Carlo’s slogan was picked by a committee of eight people, including two students from the Claremont Colleges, Ms. Kentner said. She said Carlo’s slogan was picked because it embodies what the League has been advocating for all over the country—getting people to vote.

“Even our advocacy in Sacramento and Washington is focused on voting rights and anti-gerrymandering,” she said. “All those things have to do with your vote being your voice.”

It didn’t hurt that being “short and snappy” caught the judges’ ears. Everyone knows what it means, Ms. Kentner said.
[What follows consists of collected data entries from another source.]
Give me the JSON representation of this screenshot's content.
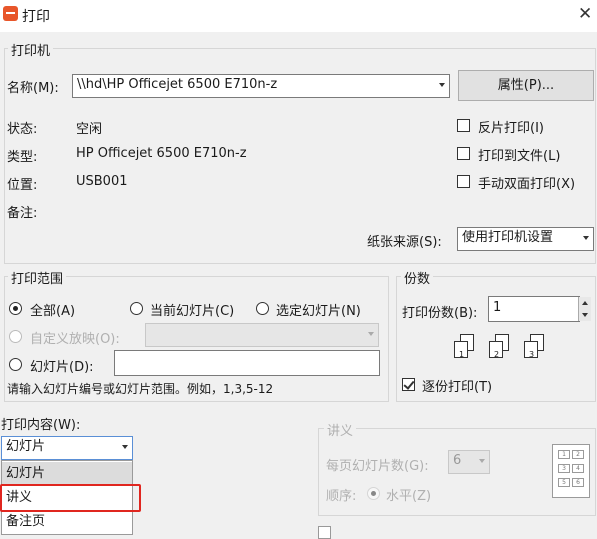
{
  "window": {
    "title": "打印",
    "close_glyph": "✕"
  },
  "printer": {
    "group_label": "打印机",
    "name_label": "名称(M):",
    "name_value": "\\\\hd\\HP Officejet 6500 E710n-z",
    "properties_button": "属性(P)...",
    "status_label": "状态:",
    "status_value": "空闲",
    "type_label": "类型:",
    "type_value": "HP Officejet 6500 E710n-z",
    "location_label": "位置:",
    "location_value": "USB001",
    "comment_label": "备注:",
    "reverse_print": "反片打印(I)",
    "print_to_file": "打印到文件(L)",
    "manual_duplex": "手动双面打印(X)",
    "paper_source_label": "纸张来源(S):",
    "paper_source_value": "使用打印机设置"
  },
  "range": {
    "group_label": "打印范围",
    "all": "全部(A)",
    "current_slide": "当前幻灯片(C)",
    "selected_slides": "选定幻灯片(N)",
    "custom_show": "自定义放映(O):",
    "slides": "幻灯片(D):",
    "slides_value": "",
    "hint": "请输入幻灯片编号或幻灯片范围。例如，1,3,5-12"
  },
  "copies": {
    "group_label": "份数",
    "count_label": "打印份数(B):",
    "count_value": "1",
    "collate": "逐份打印(T)",
    "page_numbers": [
      "1",
      "2",
      "3"
    ]
  },
  "content": {
    "label": "打印内容(W):",
    "selected": "幻灯片",
    "options": [
      "幻灯片",
      "讲义",
      "备注页"
    ],
    "highlighted_index": 0,
    "boxed_index": 1
  },
  "handouts": {
    "group_label": "讲义",
    "per_page_label": "每页幻灯片数(G):",
    "per_page_value": "6",
    "order_label": "顺序:",
    "horizontal": "水平(Z)",
    "grid_numbers": [
      "1",
      "2",
      "3",
      "4",
      "5",
      "6"
    ]
  },
  "colors": {
    "highlight_box": "#e0261f",
    "app_icon": "#e8562a"
  }
}
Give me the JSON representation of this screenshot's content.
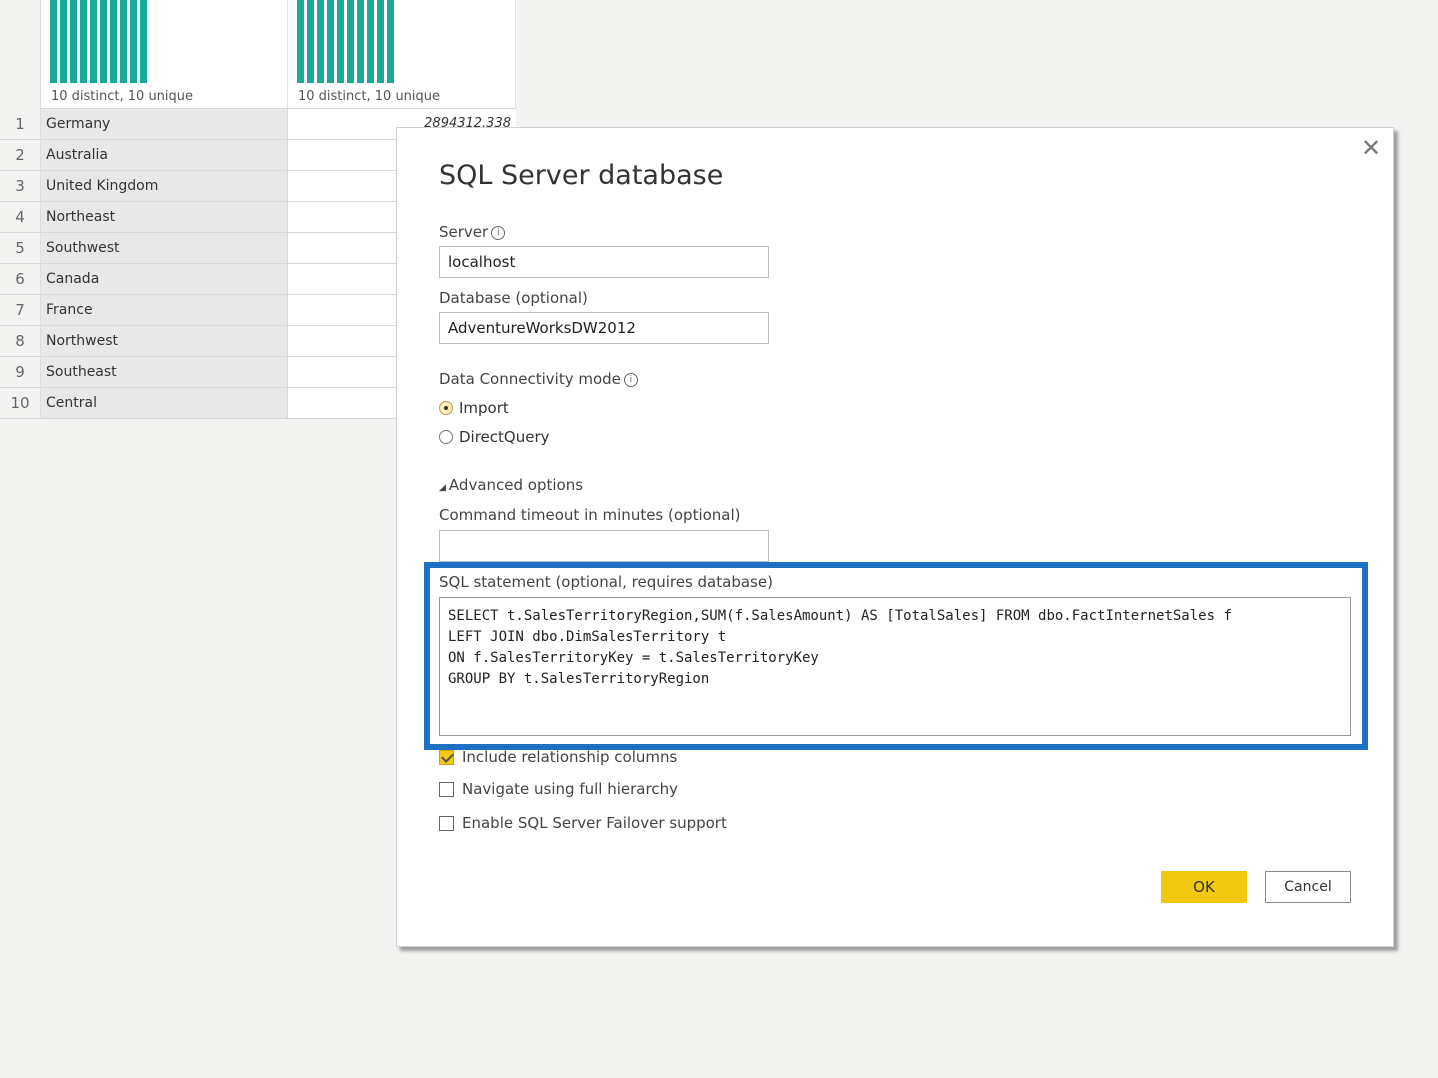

The slogan contest is part of a larger effort by the League to get the younger generations interested in participating in democracy. Voting should be treated as something as important as seatbelt laws, Ms. Kentner said.

“We really want to get young people to be interested in voting, and the younger they start to understand it’s important, the more likely they are to vote,” she said. “All the research shows if you vote at 18, you vote for the rest of your life.”

For Carlo Rufo and his parents, Carl Rufo and Carol Berens, politics is a frequent topic of conversation at the family table, particularly during election seasons.

“I wanted him to grow up informed and not indoctrinated, based on good information,” Mr. Rufo said.

In addition to the recognition, Carlo also received $100 as a grand prize. He decided to enter the contest because it sounded cool, and it took him only five minutes to come up with the slogan.

“He’s the kind of kid that is curious about what’s going on,” Ms. Berens said.

The next step, according to Ms. Kentner, is to use the winning slogan as a template for a video contest for kids from seventh to twelfth grade. Carlo and the winner of the video contest will both be recognized by the city council on June 26.

After that, the League will reserve a spot at the Speakers’ Corner during this year’s Fourth of July festivities, and the main kick-off party for the get-out-the-vote campaign for the fall elections, taking place at the Garner House on August 23.